DRiL.jl is a prototype DRL package, aiming to be fast, flexible, and easy to use.
- Modern Architecture: Built on Lux.jl for neural networks with automatic differentiation support
- Flexible Environments: Comprehensive environment interface supporting both discrete and continuous action spaces
- Rich Logging: TensorBoard integration for training monitoring
- Parallelization: Built-in support for parallel environment execution
- PPO (Proximal Policy Optimization)
The DRiL.jl package is built around the following core components: Environments, Policies, Agents, and Algorithms. The environment is the system we are interested in controlling, the policy is the neural network(s) that we use to control it, the agent manages the training of the policy, and the algorithm influences the many aspects of the training process, most notably the loss function.
using Pkg
Pkg.add(url="https://github.com/KristianHolme/DRiL.jl")

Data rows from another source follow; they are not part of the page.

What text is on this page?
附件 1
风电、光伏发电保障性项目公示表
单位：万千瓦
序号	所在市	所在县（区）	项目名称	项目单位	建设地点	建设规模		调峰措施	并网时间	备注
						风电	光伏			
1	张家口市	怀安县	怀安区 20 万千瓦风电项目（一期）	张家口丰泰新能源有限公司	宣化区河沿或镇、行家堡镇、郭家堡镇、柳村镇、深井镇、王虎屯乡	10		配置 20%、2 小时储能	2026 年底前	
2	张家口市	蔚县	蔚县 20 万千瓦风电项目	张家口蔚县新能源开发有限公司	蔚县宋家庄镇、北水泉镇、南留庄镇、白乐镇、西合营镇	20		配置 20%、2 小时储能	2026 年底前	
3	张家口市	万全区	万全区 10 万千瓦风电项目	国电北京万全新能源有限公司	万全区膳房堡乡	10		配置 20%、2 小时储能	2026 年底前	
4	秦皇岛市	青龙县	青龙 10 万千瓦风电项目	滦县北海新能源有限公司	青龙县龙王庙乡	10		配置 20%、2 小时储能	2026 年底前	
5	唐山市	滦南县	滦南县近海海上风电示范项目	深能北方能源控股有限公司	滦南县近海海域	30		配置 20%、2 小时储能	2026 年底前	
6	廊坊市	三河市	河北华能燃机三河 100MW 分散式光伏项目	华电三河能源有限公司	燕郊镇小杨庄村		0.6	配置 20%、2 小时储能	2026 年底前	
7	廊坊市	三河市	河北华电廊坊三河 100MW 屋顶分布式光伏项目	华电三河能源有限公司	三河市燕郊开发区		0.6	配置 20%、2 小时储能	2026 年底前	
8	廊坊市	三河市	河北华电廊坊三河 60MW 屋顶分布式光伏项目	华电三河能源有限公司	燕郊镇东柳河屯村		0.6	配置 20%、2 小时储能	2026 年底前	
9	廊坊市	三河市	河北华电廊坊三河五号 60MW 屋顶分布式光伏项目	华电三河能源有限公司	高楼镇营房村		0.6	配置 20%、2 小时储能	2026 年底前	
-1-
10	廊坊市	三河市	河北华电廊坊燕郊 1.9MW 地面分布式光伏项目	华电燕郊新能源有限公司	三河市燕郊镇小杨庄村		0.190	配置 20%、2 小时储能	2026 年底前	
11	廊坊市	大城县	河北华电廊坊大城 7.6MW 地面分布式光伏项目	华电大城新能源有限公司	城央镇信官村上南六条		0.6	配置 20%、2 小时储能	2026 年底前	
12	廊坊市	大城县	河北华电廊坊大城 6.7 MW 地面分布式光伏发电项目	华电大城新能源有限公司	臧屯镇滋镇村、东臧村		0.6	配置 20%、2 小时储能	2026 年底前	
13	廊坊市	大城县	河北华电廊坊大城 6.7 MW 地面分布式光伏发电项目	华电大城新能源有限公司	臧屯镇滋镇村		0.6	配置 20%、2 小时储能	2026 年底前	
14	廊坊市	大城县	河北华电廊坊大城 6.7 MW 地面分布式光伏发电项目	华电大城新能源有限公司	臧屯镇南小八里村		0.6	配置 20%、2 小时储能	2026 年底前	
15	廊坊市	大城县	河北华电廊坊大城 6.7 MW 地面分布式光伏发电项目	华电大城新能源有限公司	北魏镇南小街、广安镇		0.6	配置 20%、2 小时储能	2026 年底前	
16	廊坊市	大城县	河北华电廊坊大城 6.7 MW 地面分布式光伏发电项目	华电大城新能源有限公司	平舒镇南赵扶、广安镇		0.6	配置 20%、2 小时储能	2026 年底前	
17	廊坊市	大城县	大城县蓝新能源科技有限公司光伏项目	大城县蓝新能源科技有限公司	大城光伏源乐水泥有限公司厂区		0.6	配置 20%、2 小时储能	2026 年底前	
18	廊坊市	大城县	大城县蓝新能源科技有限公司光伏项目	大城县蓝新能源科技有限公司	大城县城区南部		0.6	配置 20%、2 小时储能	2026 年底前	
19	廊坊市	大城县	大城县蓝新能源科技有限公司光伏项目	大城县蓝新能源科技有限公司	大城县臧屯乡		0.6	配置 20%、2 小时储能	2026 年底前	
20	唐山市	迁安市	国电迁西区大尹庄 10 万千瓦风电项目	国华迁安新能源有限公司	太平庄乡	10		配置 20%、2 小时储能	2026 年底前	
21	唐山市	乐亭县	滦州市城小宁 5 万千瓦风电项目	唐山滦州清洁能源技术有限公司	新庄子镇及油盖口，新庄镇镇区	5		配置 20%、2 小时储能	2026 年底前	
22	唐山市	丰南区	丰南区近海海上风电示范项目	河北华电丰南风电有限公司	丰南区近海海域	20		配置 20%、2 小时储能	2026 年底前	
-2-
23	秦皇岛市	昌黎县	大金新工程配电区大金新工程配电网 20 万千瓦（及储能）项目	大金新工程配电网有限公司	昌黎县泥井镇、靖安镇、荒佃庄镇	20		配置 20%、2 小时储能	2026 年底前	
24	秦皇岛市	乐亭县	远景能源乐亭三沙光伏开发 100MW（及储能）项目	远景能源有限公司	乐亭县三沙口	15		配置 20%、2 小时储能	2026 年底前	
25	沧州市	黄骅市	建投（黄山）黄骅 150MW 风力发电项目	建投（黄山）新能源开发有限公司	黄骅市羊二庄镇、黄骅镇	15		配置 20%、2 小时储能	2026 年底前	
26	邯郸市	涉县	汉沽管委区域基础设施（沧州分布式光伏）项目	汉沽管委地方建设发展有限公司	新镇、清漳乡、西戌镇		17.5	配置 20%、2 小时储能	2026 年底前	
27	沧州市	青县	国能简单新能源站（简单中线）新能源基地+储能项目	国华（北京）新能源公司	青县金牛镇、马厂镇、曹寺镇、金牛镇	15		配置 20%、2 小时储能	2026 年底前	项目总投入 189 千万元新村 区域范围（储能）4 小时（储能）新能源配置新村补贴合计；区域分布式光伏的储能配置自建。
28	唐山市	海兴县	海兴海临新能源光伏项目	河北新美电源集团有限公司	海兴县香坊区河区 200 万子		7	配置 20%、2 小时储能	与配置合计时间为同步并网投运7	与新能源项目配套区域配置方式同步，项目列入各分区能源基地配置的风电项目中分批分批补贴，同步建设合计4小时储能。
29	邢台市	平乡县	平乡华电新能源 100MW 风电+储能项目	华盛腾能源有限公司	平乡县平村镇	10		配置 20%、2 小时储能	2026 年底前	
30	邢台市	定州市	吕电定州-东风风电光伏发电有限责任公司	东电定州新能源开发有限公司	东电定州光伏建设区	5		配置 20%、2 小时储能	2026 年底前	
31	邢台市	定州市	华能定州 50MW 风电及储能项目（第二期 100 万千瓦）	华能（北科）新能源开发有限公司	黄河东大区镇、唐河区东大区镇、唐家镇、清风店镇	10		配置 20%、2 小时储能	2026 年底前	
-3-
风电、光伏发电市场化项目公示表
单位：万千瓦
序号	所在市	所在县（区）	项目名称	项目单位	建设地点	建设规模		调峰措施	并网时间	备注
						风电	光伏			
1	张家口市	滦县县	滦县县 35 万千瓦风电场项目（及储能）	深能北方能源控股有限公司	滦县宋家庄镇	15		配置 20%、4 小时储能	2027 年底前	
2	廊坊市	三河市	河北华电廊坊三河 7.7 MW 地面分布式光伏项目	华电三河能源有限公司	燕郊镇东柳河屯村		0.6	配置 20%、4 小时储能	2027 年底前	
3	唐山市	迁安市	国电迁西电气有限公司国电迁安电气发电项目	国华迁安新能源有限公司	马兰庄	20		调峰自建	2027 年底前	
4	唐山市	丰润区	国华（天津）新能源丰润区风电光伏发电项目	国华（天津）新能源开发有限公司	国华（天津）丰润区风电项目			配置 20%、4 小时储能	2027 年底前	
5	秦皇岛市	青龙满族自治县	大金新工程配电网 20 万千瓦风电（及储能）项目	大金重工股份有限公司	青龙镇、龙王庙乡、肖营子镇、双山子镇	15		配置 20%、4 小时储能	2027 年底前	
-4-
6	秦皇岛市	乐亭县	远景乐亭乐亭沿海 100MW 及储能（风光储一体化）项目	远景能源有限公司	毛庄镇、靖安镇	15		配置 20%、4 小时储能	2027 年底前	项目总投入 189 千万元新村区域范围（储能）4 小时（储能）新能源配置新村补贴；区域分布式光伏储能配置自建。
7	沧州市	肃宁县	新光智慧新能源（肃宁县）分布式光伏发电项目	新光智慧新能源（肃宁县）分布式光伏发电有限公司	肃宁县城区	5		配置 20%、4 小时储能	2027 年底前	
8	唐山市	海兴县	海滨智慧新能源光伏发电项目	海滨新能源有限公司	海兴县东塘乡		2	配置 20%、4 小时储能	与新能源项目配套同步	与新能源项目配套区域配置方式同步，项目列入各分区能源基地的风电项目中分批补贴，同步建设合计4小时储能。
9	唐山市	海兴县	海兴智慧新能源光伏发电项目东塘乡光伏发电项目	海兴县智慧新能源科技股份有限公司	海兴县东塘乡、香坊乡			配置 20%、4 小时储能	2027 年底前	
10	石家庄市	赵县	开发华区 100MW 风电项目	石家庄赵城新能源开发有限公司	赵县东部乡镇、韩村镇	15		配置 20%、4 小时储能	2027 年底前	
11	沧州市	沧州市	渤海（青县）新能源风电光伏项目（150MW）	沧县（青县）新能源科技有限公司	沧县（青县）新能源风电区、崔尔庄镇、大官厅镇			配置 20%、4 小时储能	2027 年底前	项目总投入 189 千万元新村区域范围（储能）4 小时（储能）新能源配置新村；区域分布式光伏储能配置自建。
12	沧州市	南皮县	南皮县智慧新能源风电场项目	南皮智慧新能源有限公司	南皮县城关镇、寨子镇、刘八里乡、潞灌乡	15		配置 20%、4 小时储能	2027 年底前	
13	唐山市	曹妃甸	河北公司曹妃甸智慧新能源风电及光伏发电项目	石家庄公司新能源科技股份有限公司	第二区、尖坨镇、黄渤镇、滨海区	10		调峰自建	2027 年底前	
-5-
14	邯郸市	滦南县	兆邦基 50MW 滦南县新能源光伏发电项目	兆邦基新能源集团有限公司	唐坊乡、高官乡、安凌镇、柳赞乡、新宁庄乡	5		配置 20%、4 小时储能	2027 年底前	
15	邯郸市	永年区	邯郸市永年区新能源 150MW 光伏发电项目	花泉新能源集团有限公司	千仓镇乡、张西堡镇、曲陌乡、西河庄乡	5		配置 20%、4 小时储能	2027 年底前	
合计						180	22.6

Here's a complete example training a PPO agent on the CartPole environment:
using DRiL
using Pkg
Pkg.add("https://github.com/KristianHolme/ClassicControlEnvironments.jl")
using ClassicControlEnvironments
using Random
# Wrap environment for parallel execution (using 4 parallel environments)
parallel_env = MultiThreadedParallelEnv([CartPoleEnv() for _ in 1:4])
# Create a discrete actor-critic policy
policy = DiscreteActorCriticPolicy(
observation_space(env),
action_space(env)
)
# Create an agent with the policy
agent = ActorCriticAgent(
policy,
n_steps=2048, # Steps per rollout
batch_size=64, # Minibatch size
epochs=10, # Optimization epochs per update
learning_rate=3f-4, # Learning rate
verbose=2 # Enable progress bars and stats
)
# Configure PPO algorithm
ppo = PPO(
gamma=0.99f0, # Discount factor
gae_lambda=0.95f0, # GAE parameter
clip_range=0.2f0, # PPO clipping parameter
ent_coef=0.01f0, # Entropy bonus coefficient
vf_coef=0.5f0, # Value function loss coefficient
normalize_advantage=true
)
# Train the agent
max_steps = 100_000
learn_stats = learn!(agent, parallel_env, ppo; max_steps)
# Evaluate the trained agent
eval_env = CartPoleEnv(max_steps=500)
eval_stats = evaluate_agent(agent, eval_env, n_episodes=10, deterministic=true)
println("Average episodic return: $(mean(eval_stats.episodic_returns))")
println("Average episode length: $(mean(eval_stats.episodic_lengths))")
Implement the DRiL environment interface:
struct MyEnv <: AbstractEnv
# Your environment state
end
# Required methods
DRiL.reset!(env::MyEnv) = # Reset environment
DRiL.act!(env::MyEnv, action) = # Take action, return reward
DRiL.observe(env::MyEnv) = # Return current observation
DRiL.terminated(env::MyEnv) = # Check if episode is done
DRiL.truncated(env::MyEnv) = # Check if episode is truncated
DRiL.action_space(env::MyEnv) = # Return action space
DRiL.observation_space(env::MyEnv) = # Return observation space
# Normalize observations and rewards
env = NormalizeWrapperEnv(env, normalize_obs=true, normalize_reward=true)
# Monitor episode statistics
env = MonitorWrapperEnv(env)
# Scale observations and actions
env = ScalingWrapperEnv(env)
# Custom policy with different hidden dimensions
policy = DiscreteActorCriticPolicy(
obs_space,
act_space,
hidden_dims=[128, 128, 64], # Larger network
activation=relu, # Different activation
)